In April, the government announced legislation to ban the use of cryptocurrencies as payments for goods and services. The official newsletter of the government of Turkey carried this news. This ban came into effect on April 30. In a statement explaining its reasons, the bank said transactions carried out through the use of cryptocurrencies presented “irrevocable” risks. Crypto assets are “neither subject to any regulation and supervision mechanisms nor a central regulatory authority. Their market values can be excessively volatile,” the central bank stated.
Related Reading | No, Turkey’s Bitcoin Ban is Not Crashing Prices
It also cited their use in “illegal actions due to their anonymous structures,” Investments, however, were not considered illegal. Crypto exchanges in Turkey could still facilitate crypto trading.
Shortly after the payment ban news, local media reported the collapse of two Turkish crypto exchanges Thodex and Vebitcoin. As a result, many investors suffered huge losses.
Turkish authorities issued an international arrest warrant for the founder and CEO of Thodex, Faruk Fatih Ozer. He reportedly fled to Albania’s capital Tirana with $2 billion in investors’ assets. The Central Bank Governor Sahap Kavcioglu subsequently said the Finance Ministry was working on wider regulations regarding cryptocurrencies.

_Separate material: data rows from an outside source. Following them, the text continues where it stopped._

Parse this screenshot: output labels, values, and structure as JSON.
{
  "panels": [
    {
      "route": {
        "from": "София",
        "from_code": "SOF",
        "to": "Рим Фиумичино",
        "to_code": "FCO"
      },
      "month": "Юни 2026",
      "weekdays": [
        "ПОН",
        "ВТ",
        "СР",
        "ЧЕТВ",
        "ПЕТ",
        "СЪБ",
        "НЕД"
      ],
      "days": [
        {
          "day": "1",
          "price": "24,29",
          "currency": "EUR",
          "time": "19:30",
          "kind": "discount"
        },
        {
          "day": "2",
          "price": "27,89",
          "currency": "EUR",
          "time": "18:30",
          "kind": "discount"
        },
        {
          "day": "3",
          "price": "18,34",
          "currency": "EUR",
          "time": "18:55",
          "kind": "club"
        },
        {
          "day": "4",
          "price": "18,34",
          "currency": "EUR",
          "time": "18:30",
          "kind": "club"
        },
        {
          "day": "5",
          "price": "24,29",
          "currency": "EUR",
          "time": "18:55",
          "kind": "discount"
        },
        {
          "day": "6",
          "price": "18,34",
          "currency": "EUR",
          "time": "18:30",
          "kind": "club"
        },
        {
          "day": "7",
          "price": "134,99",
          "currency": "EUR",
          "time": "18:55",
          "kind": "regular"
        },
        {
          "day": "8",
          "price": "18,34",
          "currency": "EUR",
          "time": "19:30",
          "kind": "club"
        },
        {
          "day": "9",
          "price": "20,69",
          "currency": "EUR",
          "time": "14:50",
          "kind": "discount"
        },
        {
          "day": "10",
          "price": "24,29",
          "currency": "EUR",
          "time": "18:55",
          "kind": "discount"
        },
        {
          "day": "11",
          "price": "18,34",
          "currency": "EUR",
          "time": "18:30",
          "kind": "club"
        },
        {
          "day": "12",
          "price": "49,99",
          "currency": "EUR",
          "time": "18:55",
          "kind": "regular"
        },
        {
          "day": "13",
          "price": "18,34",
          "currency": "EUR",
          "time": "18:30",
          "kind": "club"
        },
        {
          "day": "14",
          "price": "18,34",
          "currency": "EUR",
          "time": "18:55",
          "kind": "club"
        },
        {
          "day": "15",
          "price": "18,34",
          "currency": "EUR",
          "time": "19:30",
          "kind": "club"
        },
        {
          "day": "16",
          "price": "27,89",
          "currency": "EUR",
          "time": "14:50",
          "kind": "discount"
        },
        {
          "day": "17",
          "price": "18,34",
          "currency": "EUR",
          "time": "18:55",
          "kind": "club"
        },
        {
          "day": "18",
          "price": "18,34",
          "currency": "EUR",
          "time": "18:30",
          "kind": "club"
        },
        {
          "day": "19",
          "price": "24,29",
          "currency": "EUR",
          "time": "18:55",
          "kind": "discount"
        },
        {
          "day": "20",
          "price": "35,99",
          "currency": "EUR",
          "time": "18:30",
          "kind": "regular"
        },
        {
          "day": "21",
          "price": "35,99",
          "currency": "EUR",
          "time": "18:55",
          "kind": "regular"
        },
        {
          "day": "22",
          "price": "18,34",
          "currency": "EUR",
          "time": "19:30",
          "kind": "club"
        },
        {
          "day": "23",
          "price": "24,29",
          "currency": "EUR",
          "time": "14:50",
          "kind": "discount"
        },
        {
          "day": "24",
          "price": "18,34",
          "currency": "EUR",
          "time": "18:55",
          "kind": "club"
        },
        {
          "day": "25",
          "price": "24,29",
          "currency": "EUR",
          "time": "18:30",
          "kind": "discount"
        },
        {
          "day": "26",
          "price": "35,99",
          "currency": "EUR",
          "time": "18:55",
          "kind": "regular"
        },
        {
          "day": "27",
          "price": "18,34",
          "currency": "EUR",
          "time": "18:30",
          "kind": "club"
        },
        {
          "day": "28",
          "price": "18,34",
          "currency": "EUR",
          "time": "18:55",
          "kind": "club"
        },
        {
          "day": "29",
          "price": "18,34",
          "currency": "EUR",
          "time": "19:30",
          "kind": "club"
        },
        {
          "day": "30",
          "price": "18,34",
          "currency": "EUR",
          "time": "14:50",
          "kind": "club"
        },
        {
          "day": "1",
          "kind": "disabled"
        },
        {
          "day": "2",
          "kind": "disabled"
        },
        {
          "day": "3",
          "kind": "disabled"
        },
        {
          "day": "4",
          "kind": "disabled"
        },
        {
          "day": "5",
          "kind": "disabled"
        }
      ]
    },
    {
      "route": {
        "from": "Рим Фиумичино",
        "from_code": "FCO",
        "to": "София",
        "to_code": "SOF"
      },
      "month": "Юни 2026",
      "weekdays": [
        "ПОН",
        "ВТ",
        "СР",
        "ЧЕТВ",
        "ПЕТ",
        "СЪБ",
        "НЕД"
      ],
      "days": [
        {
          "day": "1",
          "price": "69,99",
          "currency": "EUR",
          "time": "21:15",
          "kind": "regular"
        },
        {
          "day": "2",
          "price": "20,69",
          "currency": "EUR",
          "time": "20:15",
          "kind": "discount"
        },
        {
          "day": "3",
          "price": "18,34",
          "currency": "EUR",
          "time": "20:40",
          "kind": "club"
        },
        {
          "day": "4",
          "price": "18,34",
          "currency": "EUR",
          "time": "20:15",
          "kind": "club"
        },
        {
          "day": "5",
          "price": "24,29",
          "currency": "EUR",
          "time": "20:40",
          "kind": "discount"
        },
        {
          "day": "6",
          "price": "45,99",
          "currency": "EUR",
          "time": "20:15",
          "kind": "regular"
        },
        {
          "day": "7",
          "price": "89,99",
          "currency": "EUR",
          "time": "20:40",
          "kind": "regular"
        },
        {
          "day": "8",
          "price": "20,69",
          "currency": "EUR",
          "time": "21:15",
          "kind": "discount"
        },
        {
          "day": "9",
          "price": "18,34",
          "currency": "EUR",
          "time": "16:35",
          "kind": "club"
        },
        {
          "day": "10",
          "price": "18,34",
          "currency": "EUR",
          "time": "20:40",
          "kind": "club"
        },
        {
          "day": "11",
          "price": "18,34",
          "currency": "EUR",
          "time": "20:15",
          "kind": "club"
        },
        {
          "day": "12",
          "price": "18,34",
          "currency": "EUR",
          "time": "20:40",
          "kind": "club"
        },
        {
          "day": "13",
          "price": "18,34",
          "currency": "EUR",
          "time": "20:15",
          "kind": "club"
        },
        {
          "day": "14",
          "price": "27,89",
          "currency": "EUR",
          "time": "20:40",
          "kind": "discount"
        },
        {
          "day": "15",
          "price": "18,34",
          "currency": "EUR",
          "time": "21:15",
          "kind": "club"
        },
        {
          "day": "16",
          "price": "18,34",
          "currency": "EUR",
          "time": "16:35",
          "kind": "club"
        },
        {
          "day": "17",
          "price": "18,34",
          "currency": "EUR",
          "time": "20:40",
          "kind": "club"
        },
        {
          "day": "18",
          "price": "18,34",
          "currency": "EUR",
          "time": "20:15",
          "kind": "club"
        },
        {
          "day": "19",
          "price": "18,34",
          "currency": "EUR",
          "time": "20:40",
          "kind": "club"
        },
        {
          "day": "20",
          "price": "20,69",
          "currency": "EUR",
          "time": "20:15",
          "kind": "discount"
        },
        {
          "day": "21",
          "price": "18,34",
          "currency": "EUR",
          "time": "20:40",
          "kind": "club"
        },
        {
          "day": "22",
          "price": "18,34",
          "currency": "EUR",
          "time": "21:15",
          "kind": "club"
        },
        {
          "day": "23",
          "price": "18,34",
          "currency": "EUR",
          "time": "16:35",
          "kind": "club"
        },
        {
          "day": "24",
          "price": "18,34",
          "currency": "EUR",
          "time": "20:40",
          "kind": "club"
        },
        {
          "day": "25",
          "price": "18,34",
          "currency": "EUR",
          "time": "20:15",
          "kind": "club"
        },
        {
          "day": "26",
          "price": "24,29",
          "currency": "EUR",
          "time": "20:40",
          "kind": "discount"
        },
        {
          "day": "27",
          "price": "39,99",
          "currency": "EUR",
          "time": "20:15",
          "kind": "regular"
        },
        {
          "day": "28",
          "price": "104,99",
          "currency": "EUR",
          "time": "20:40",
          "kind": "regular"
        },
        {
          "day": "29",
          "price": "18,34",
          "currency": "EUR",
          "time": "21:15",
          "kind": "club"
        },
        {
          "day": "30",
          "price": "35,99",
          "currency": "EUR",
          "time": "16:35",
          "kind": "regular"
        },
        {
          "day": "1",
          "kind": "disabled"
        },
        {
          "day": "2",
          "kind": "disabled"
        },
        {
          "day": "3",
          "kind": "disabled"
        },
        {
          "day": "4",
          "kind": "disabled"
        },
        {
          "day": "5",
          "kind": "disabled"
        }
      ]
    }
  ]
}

President Erdoğan Declares War
In Turkey, before the ban, many businesses had started accepting payments out of convenience. If the sector was well regulated, there would be potential for more cryptocurrency transactions, said Altug Isler, the founder of the Kripto Teknik. He added that the central bank had taken the “easiest option” by closing it all down.
Total crypto market cap drops to $2.149 Trillion | Source: Crypto Total Market Cap from TradingView.com
In a Youth Meeting Program held on Friday, the President of Turkey said there was a separate war against cryptocurrencies. This was in response to whether the Central Bank has opened up to crypto and his views on it. Erdoğan claimed that the country “definitely” doesn’t have a problem with the spread of digital assets. He added that they would not give crypto priority, but instead, Turkey would carry on with its own money, which he believes is part of the national identity.
The President’s comments come after the Central Bank’s announcement to establish the ‘Digital Turkish Lira Collaboration Platform’ to facilitate the research and development of a CBDC. The Central Bank of the Republic of Turkey published this development on September 15.